Ehresmann's theorem says that any smooth proper map of varieties $f: X \to S$ over $\mathbb C$ is topologically a fibre bundle, so this gives lots of examples of monodromy arising from algebraic geometry.

If the base $S$ is an algebraic curve, and $D^{\times}$ is any copy of the punctured disk sitting inside $S$ (you should think of $S$ as being a punctured Riemann surface, like the above example of $\mathbb C P^1 \setminus \{0,1,\infty\}$, and $D^{\times}$ as being a neighbourhood of one of the punctures), then you can pull back $X$ to $D^{\times}$, and consider the action of $\pi_1(D^{\times}) \cong \mathbb Z$ on the local system of $H^i$. (This is the local monodromy around the puncture.)

Grothendieck's monodromy theorem says that this local monodromy action is always quasi-unipotent, i.e. some power of the generator of $\pi_1(D^{\times})$ acts unipotently.


There is a variant of all of the above working with $\ell$-adic cohomology in the etale topology rather than usual cohomology in the setting of complex varieties, which makes sense over any ground field.

This leads one to think about $\ell$-adic representations of $p$-adic Galois groups (such as $G_{\mathbb Q_p}$) in geometric terms. In this context, the analogue of Grothendieck's monodromy theorem is that the tame inertia acts quasi-unipotently; this follows from the famous relation $\varphi N = p N \varphi$ (where $\varphi$ is Frobenius and $N$ is the log of a generator of tame inertia). (Note that Grothendieck was able to deduce the monodromy theorem in its original geometric context from this rather easy and general theorem about $\ell$-adic reps. of $p$-adic Galois groups.)
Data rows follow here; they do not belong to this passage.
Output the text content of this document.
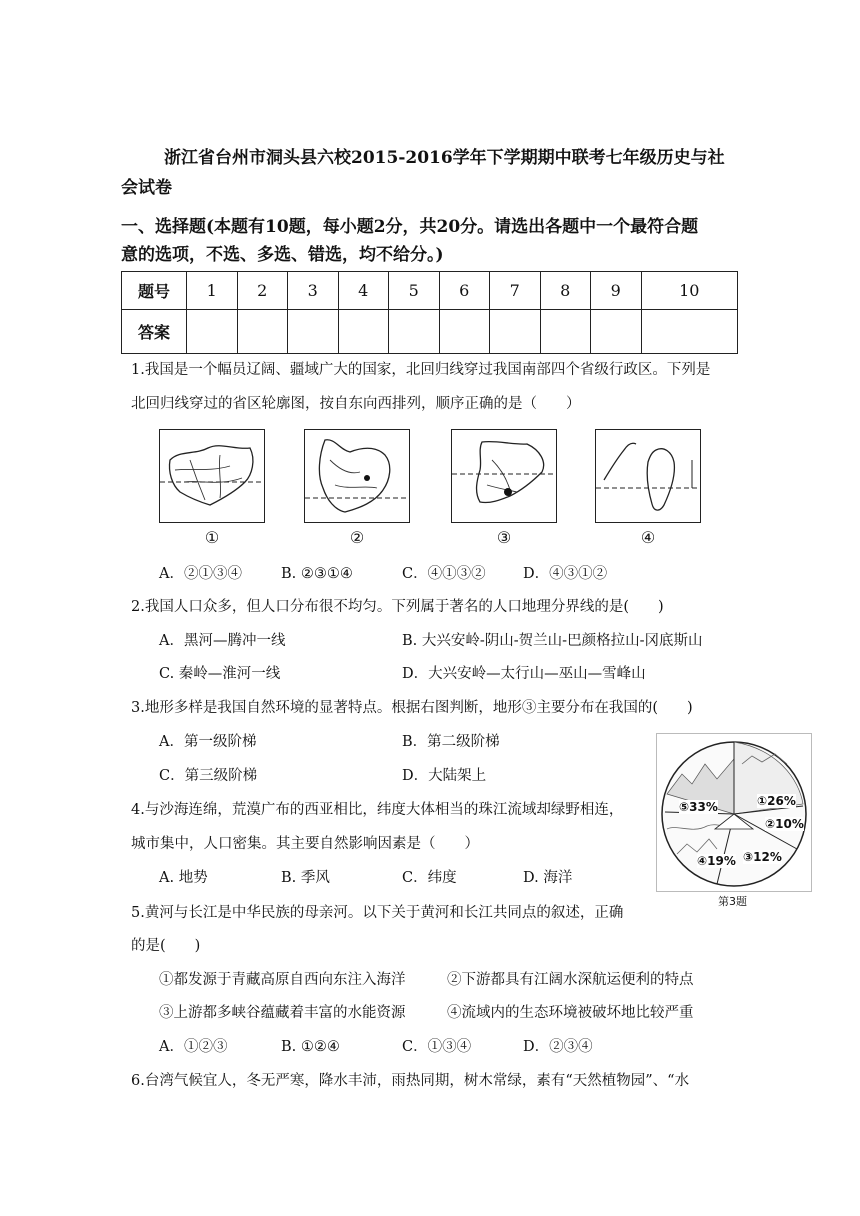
浙江省台州市洞头县六校2015-2016学年下学期期中联考七年级历史与社
会试卷
一、选择题(本题有10题，每小题2分，共20分。请选出各题中一个最符合题
意的选项，不选、多选、错选，均不给分。)
题号	1	2	3	4	5	6	7	8	9	10
答案										
1.我国是一个幅员辽阔、疆域广大的国家，北回归线穿过我国南部四个省级行政区。下列是
北回归线穿过的省区轮廓图，按自东向西排列，顺序正确的是（　　）
①	②	③	④
A．②①③④	B. ②③①④	C．④①③②	D．④③①②
2.我国人口众多，但人口分布很不均匀。下列属于著名的人口地理分界线的是(　　)
A．黑河—腾冲一线	B. 大兴安岭-阴山-贺兰山-巴颜格拉山-冈底斯山
C. 秦岭—淮河一线	D．大兴安岭—太行山—巫山—雪峰山
3.地形多样是我国自然环境的显著特点。根据右图判断，地形③主要分布在我国的(　　)
A．第一级阶梯	B．第二级阶梯
C．第三级阶梯	D．大陆架上
⑤33%	①26%
②10%
④19% ③12%
第3题
4.与沙海连绵，荒漠广布的西亚相比，纬度大体相当的珠江流域却绿野相连，
城市集中，人口密集。其主要自然影响因素是（　　）
A. 地势	B. 季风	C．纬度	D. 海洋
5.黄河与长江是中华民族的母亲河。以下关于黄河和长江共同点的叙述，正确
的是(　　)
①都发源于青藏高原自西向东注入海洋	②下游都具有江阔水深航运便利的特点
③上游都多峡谷蕴藏着丰富的水能资源	④流域内的生态环境被破坏地比较严重
A．①②③	B. ①②④	C．①③④	D．②③④
6.台湾气候宜人，冬无严寒，降水丰沛，雨热同期，树木常绿，素有“天然植物园”、“水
In Fontaine's $p$-adic Hodge theory, the analogue, for a $p$-adic representation of a $p$-adic Galois group, of tame inertia acting quasi-unipotently, is that the $p$-adic representation should be potentially semi-stable. This is not true of all $p$-adic representations, but Fontaine conjectured that it was true for those that are de Rham. This is his monodromy conjecture, now proved by Andre, Kedlaya, Mebkhout, and Berger.